Глава 3
Даниэль
Старый капитанский хронометр никогда не лгал, и Даниэль привык сверять жизнь по его стрелкам. Ровно в восемь он подтянул его пружину, в восемь ноль пять выглянул в окно. Грег должен был как раз ступить на сходни. Ему понадобится четыре минуты, чтобы подняться на борт, заглянуть на камбуз и поздороваться с поварами, а потом взойти на верхнюю палубу.
Четыре минуты как раз хватит Даниэлю, чтобы одеться, проверить, есть ли в кувшине вода и все ли лекарства подготовила ночная сиделка.
Грег не опаздывал, но был почему-то без собаки.

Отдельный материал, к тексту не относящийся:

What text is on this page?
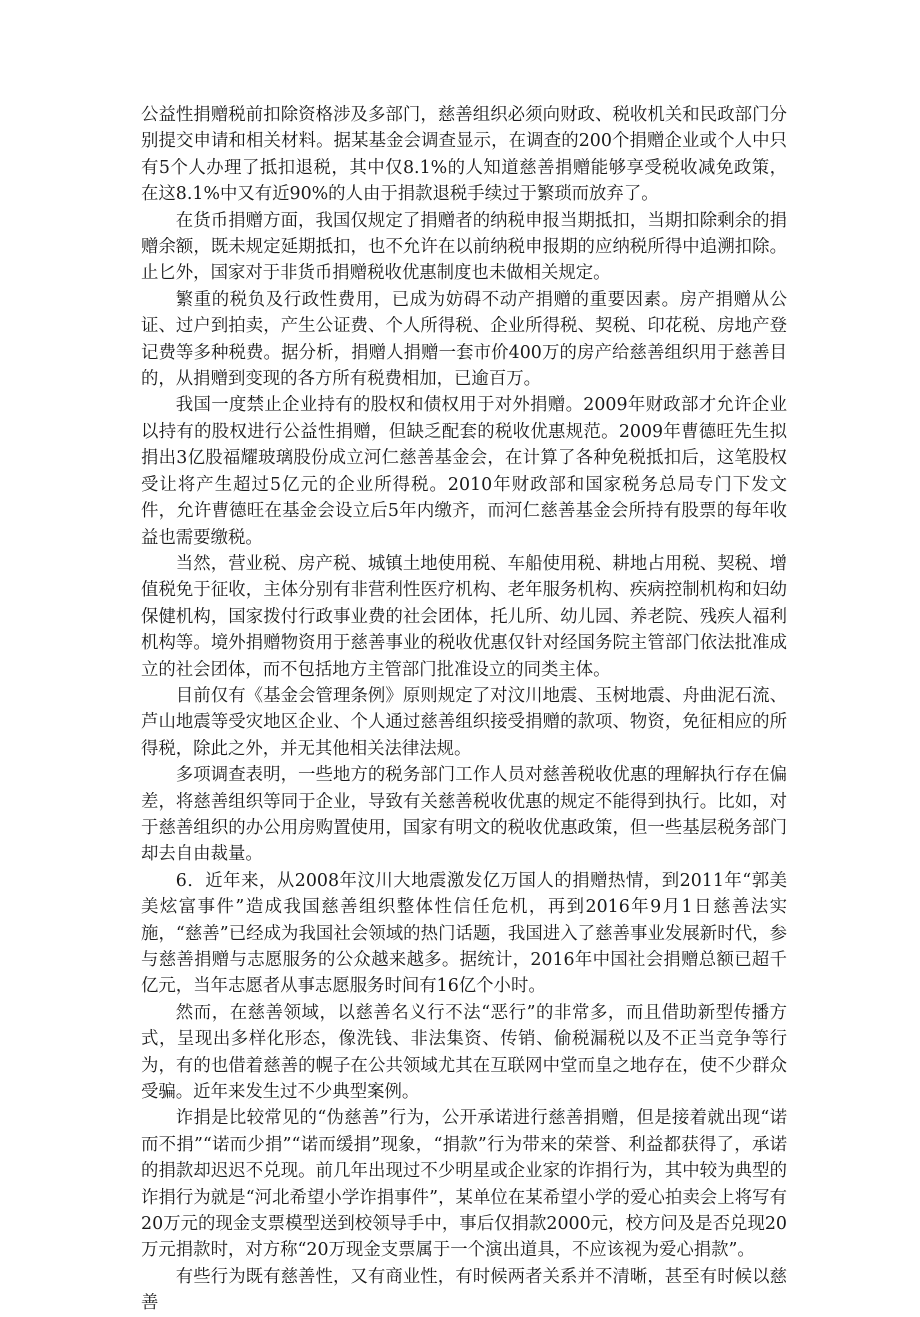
公益性捐赠税前扣除资格涉及多部门，慈善组织必须向财政、税收机关和民政部门分别提交申请和相关材料。据某基金会调查显示，在调查的200个捐赠企业或个人中只有5个人办理了抵扣退税，其中仅8.1%的人知道慈善捐赠能够享受税收减免政策，在这8.1%中又有近90%的人由于捐款退税手续过于繁琐而放弃了。

在货币捐赠方面，我国仅规定了捐赠者的纳税申报当期抵扣，当期扣除剩余的捐赠余额，既未规定延期抵扣，也不允许在以前纳税申报期的应纳税所得中追溯扣除。止匕外，国家对于非货币捐赠税收优惠制度也未做相关规定。

繁重的税负及行政性费用，已成为妨碍不动产捐赠的重要因素。房产捐赠从公证、过户到拍卖，产生公证费、个人所得税、企业所得税、契税、印花税、房地产登记费等多种税费。据分析，捐赠人捐赠一套市价400万的房产给慈善组织用于慈善目的，从捐赠到变现的各方所有税费相加，已逾百万。

我国一度禁止企业持有的股权和债权用于对外捐赠。2009年财政部才允许企业以持有的股权进行公益性捐赠，但缺乏配套的税收优惠规范。2009年曹德旺先生拟捐出3亿股福耀玻璃股份成立河仁慈善基金会，在计算了各种免税抵扣后，这笔股权受让将产生超过5亿元的企业所得税。2010年财政部和国家税务总局专门下发文件，允许曹德旺在基金会设立后5年内缴齐，而河仁慈善基金会所持有股票的每年收益也需要缴税。

当然，营业税、房产税、城镇土地使用税、车船使用税、耕地占用税、契税、增值税免于征收，主体分别有非营利性医疗机构、老年服务机构、疾病控制机构和妇幼保健机构，国家拨付行政事业费的社会团体，托儿所、幼儿园、养老院、残疾人福利机构等。境外捐赠物资用于慈善事业的税收优惠仅针对经国务院主管部门依法批准成立的社会团体，而不包括地方主管部门批准设立的同类主体。

目前仅有《基金会管理条例》原则规定了对汶川地震、玉树地震、舟曲泥石流、芦山地震等受灾地区企业、个人通过慈善组织接受捐赠的款项、物资，免征相应的所得税，除此之外，并无其他相关法律法规。

多项调查表明，一些地方的税务部门工作人员对慈善税收优惠的理解执行存在偏差，将慈善组织等同于企业，导致有关慈善税收优惠的规定不能得到执行。比如，对于慈善组织的办公用房购置使用，国家有明文的税收优惠政策，但一些基层税务部门却去自由裁量。

6．近年来，从2008年汶川大地震激发亿万国人的捐赠热情，到2011年“郭美美炫富事件”造成我国慈善组织整体性信任危机，再到2016年9月1日慈善法实施，“慈善”已经成为我国社会领域的热门话题，我国进入了慈善事业发展新时代，参与慈善捐赠与志愿服务的公众越来越多。据统计，2016年中国社会捐赠总额已超千亿元，当年志愿者从事志愿服务时间有16亿个小时。

然而，在慈善领域，以慈善名义行不法“恶行”的非常多，而且借助新型传播方式，呈现出多样化形态，像洗钱、非法集资、传销、偷税漏税以及不正当竞争等行为，有的也借着慈善的幌子在公共领域尤其在互联网中堂而皇之地存在，使不少群众受骗。近年来发生过不少典型案例。

诈捐是比较常见的“伪慈善”行为，公开承诺进行慈善捐赠，但是接着就出现“诺而不捐”“诺而少捐”“诺而缓捐”现象，“捐款”行为带来的荣誉、利益都获得了，承诺的捐款却迟迟不兑现。前几年出现过不少明星或企业家的诈捐行为，其中较为典型的诈捐行为就是“河北希望小学诈捐事件”，某单位在某希望小学的爱心拍卖会上将写有20万元的现金支票模型送到校领导手中，事后仅捐款2000元，校方问及是否兑现20万元捐款时，对方称“20万现金支票属于一个演出道具，不应该视为爱心捐款”。

有些行为既有慈善性，又有商业性，有时候两者关系并不清晰，甚至有时候以慈善
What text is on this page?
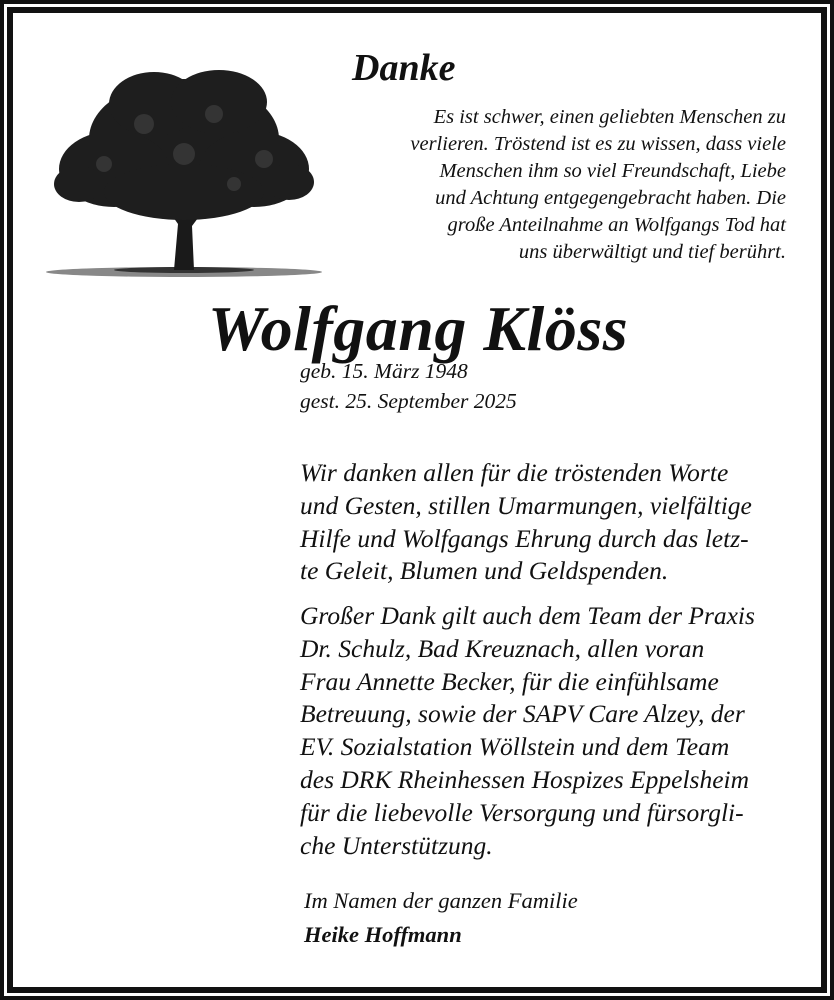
Danke
Es ist schwer, einen geliebten Menschen zu
verlieren. Tröstend ist es zu wissen, dass viele
Menschen ihm so viel Freundschaft, Liebe
und Achtung entgegengebracht haben. Die
große Anteilnahme an Wolfgangs Tod hat
uns überwältigt und tief berührt.
Wolfgang Klöss
geb. 15. März 1948
gest. 25. September 2025
Wir danken allen für die tröstenden Worte
und Gesten, stillen Umarmungen, vielfältige
Hilfe und Wolfgangs Ehrung durch das letz-
te Geleit, Blumen und Geldspenden.
Großer Dank gilt auch dem Team der Praxis
Dr. Schulz, Bad Kreuznach, allen voran
Frau Annette Becker, für die einfühlsame
Betreuung, sowie der SAPV Care Alzey, der
EV. Sozialstation Wöllstein und dem Team
des DRK Rheinhessen Hospizes Eppelsheim
für die liebevolle Versorgung und fürsorgli-
che Unterstützung.
Im Namen der ganzen Familie
Heike Hoffmann
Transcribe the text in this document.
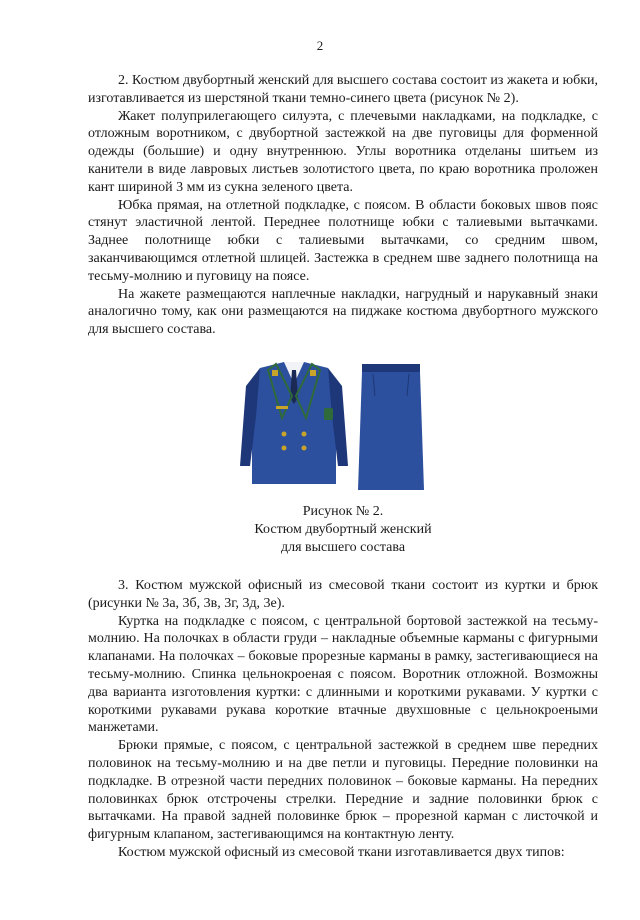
2

2. Костюм двубортный женский для высшего состава состоит из жакета и юбки, изготавливается из шерстяной ткани темно-синего цвета (рисунок № 2).

Жакет полуприлегающего силуэта, с плечевыми накладками, на подкладке, с отложным воротником, с двубортной застежкой на две пуговицы для форменной одежды (большие) и одну внутреннюю. Углы воротника отделаны шитьем из канители в виде лавровых листьев золотистого цвета, по краю воротника проложен кант шириной 3 мм из сукна зеленого цвета.

Юбка прямая, на отлетной подкладке, с поясом. В области боковых швов пояс стянут эластичной лентой. Переднее полотнище юбки с талиевыми вытачками. Заднее полотнище юбки с талиевыми вытачками, со средним швом, заканчивающимся отлетной шлицей. Застежка в среднем шве заднего полотнища на тесьму-молнию и пуговицу на поясе.

На жакете размещаются наплечные накладки, нагрудный и нарукавный знаки аналогично тому, как они размещаются на пиджаке костюма двубортного мужского для высшего состава.

Рисунок № 2.
Костюм двубортный женский
для высшего состава

3. Костюм мужской офисный из смесовой ткани состоит из куртки и брюк (рисунки № 3а, 3б, 3в, 3г, 3д, 3е).

Куртка на подкладке с поясом, с центральной бортовой застежкой на тесьму-молнию. На полочках в области груди – накладные объемные карманы с фигурными клапанами. На полочках – боковые прорезные карманы в рамку, застегивающиеся на тесьму-молнию. Спинка цельнокроеная с поясом. Воротник отложной. Возможны два варианта изготовления куртки: с длинными и короткими рукавами. У куртки с короткими рукавами рукава короткие втачные двухшовные с цельнокроеными манжетами.

Брюки прямые, с поясом, с центральной застежкой в среднем шве передних половинок на тесьму-молнию и на две петли и пуговицы. Передние половинки на подкладке. В отрезной части передних половинок – боковые карманы. На передних половинках брюк отстрочены стрелки. Передние и задние половинки брюк с вытачками. На правой задней половинке брюк – прорезной карман с листочкой и фигурным клапаном, застегивающимся на контактную ленту.

Костюм мужской офисный из смесовой ткани изготавливается двух типов:
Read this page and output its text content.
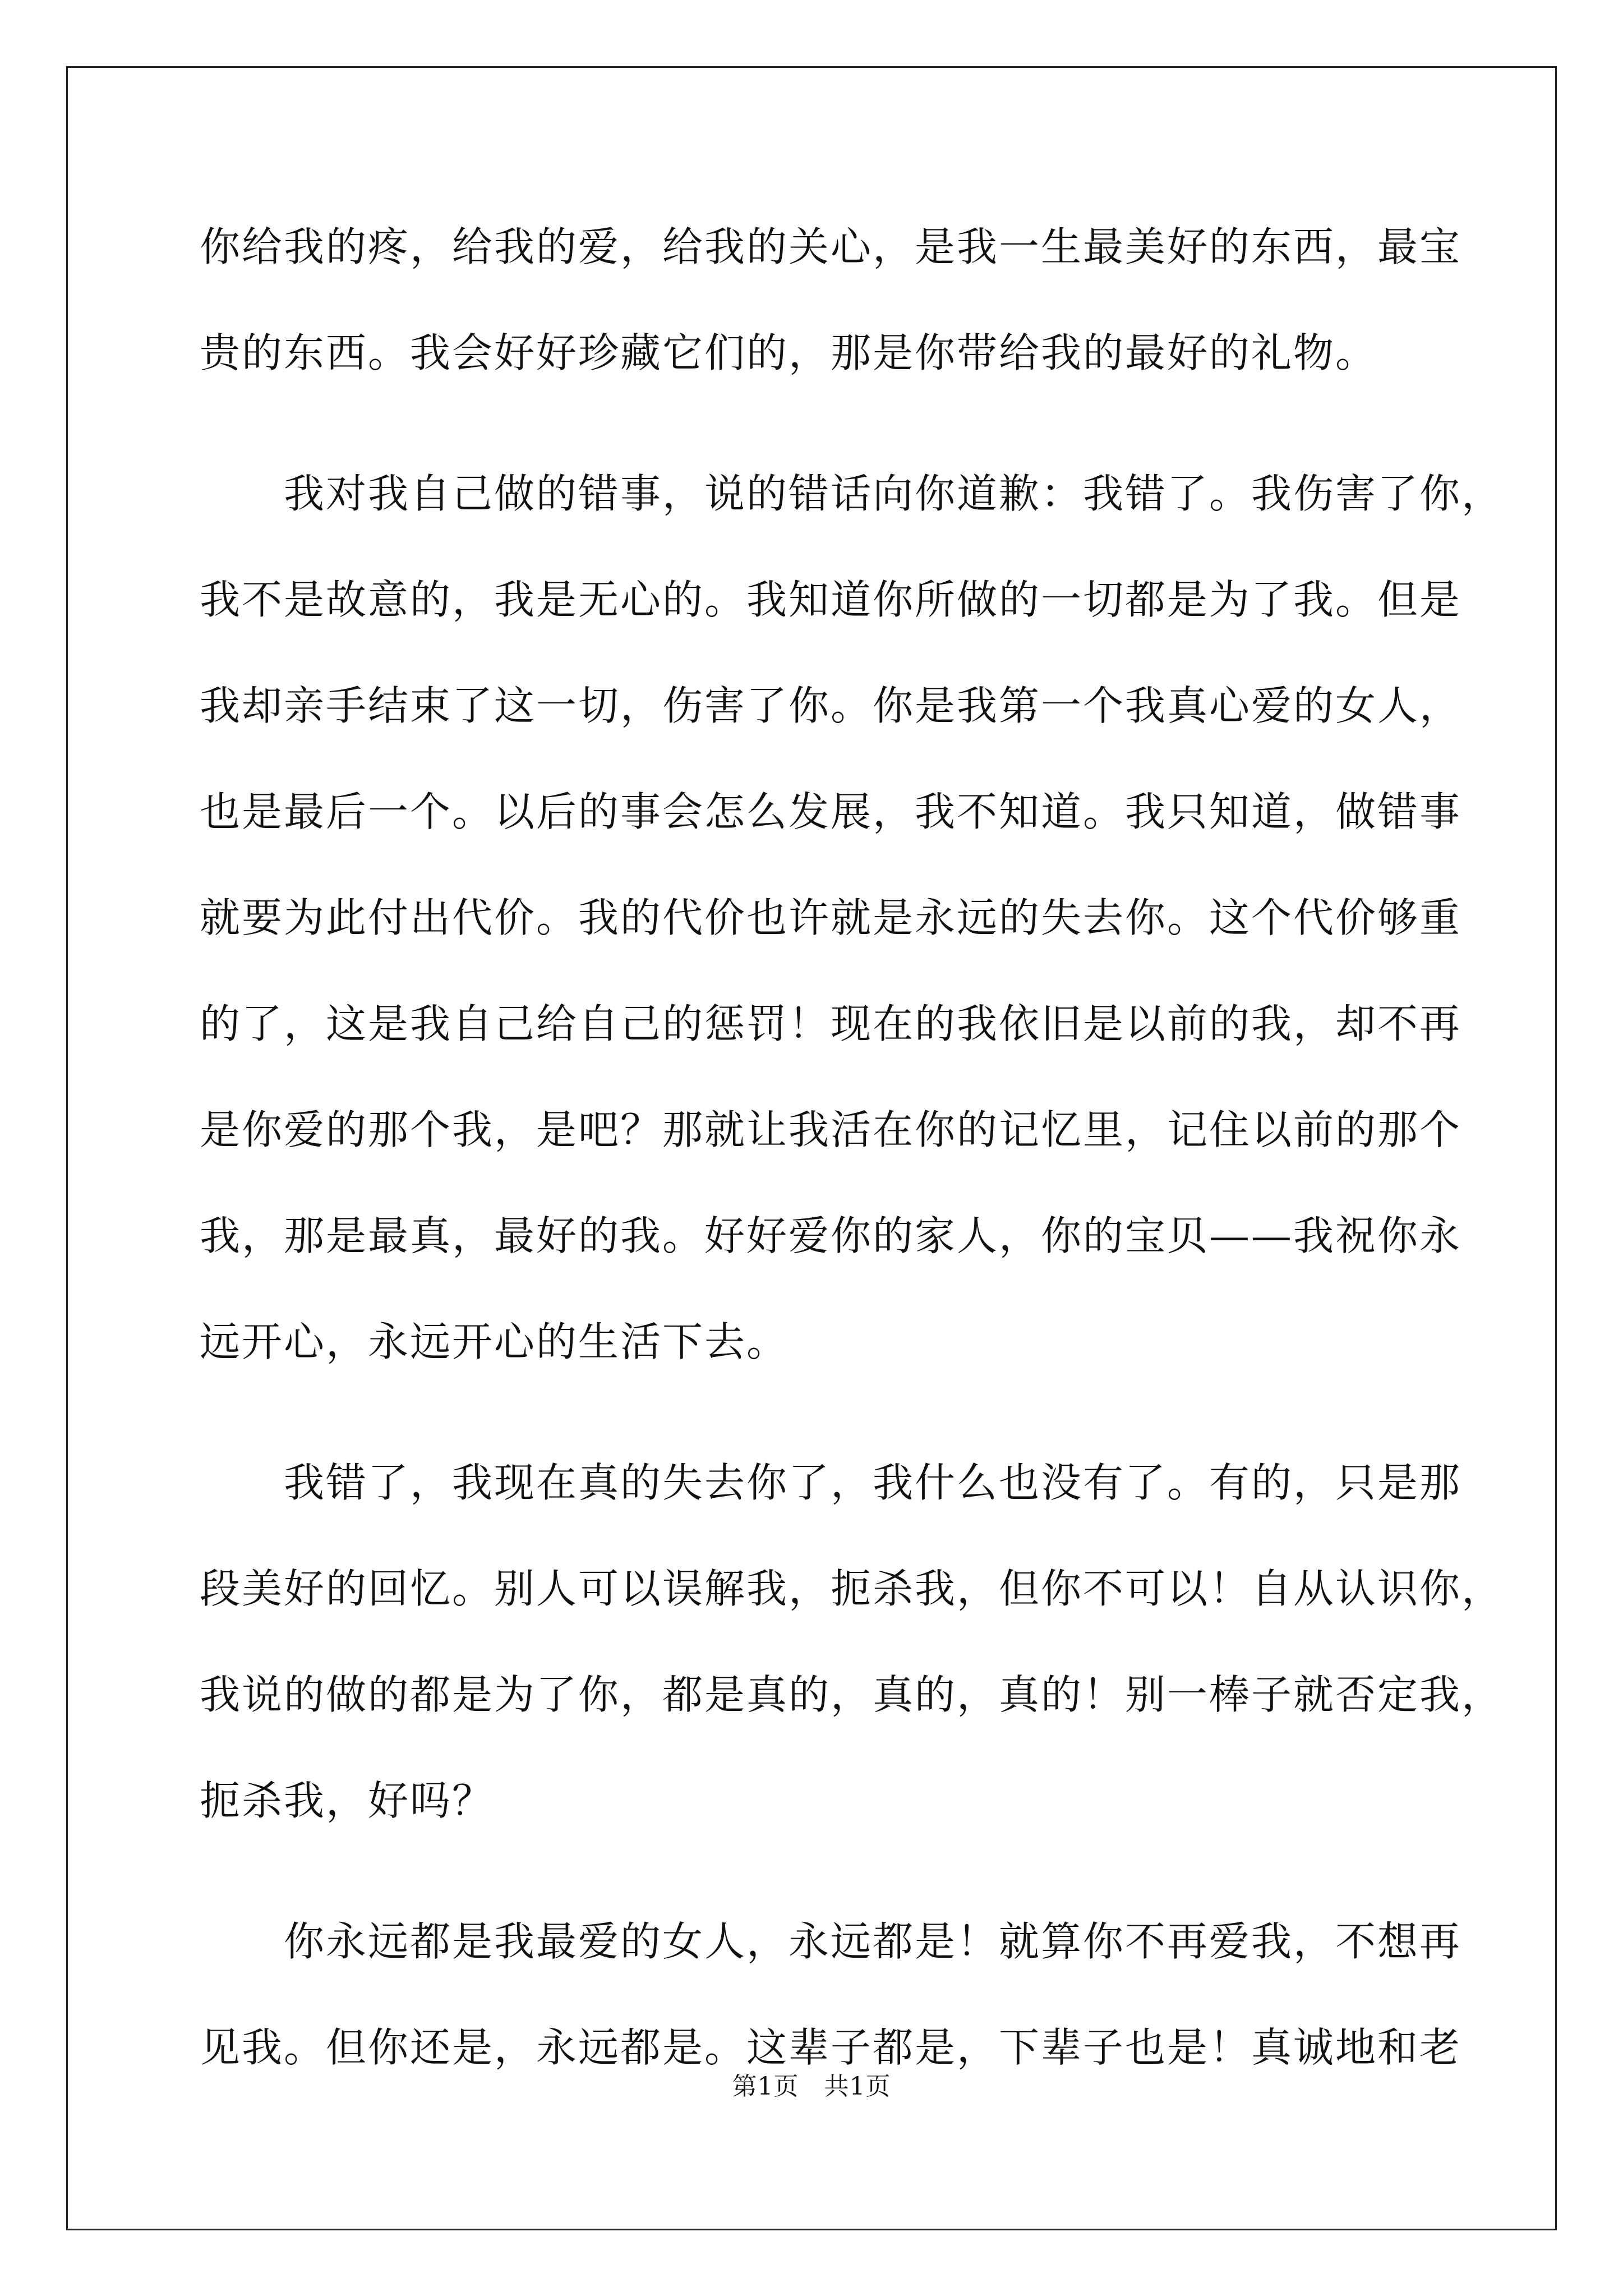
你给我的疼，给我的爱，给我的关心，是我一生最美好的东西，最宝
贵的东西。我会好好珍藏它们的，那是你带给我的最好的礼物。
　　我对我自己做的错事，说的错话向你道歉：我错了。我伤害了你，
我不是故意的，我是无心的。我知道你所做的一切都是为了我。但是
我却亲手结束了这一切，伤害了你。你是我第一个我真心爱的女人，
也是最后一个。以后的事会怎么发展，我不知道。我只知道，做错事
就要为此付出代价。我的代价也许就是永远的失去你。这个代价够重
的了，这是我自己给自己的惩罚！现在的我依旧是以前的我，却不再
是你爱的那个我，是吧？那就让我活在你的记忆里，记住以前的那个
我，那是最真，最好的我。好好爱你的家人，你的宝贝——我祝你永
远开心，永远开心的生活下去。
　　我错了，我现在真的失去你了，我什么也没有了。有的，只是那
段美好的回忆。别人可以误解我，扼杀我，但你不可以！自从认识你，
我说的做的都是为了你，都是真的，真的，真的！别一棒子就否定我，
扼杀我，好吗？
　　你永远都是我最爱的女人，永远都是！就算你不再爱我，不想再
见我。但你还是，永远都是。这辈子都是，下辈子也是！真诚地和老
第1页   共1页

Даниэль уже настолько привык, что адъютанта все время сопровождает его черный пес, что отсутствие Гасса заставило его поневоле встревожиться.
- Плохо дело, а Даниэль? - с постели спросил капитан. Как будто прочитал мысли. Но на самом деле он спрашивал не о Греге. Он снова был где-то далеко, в одной из своих фантазий.
- Да, капитан.
- Не надо бояться будущего, дружище. Ты иди. Я хочу подумать...
- О будущем?
- О настоящем...
Даниэль покачал головой. Старику осталось недолго, и он сам это знает. Что останется после него? Останутся ли эти длинные прихотливые истории, останется ли ощущение связи с огромным и радостным миром, который мы потеряли? О ком будут беспокоиться завсегдатаи «Маяка» и за чье здоровье пить? Что нас будет ждать, если истает эта последняя ниточка, эта мечта о прошлом?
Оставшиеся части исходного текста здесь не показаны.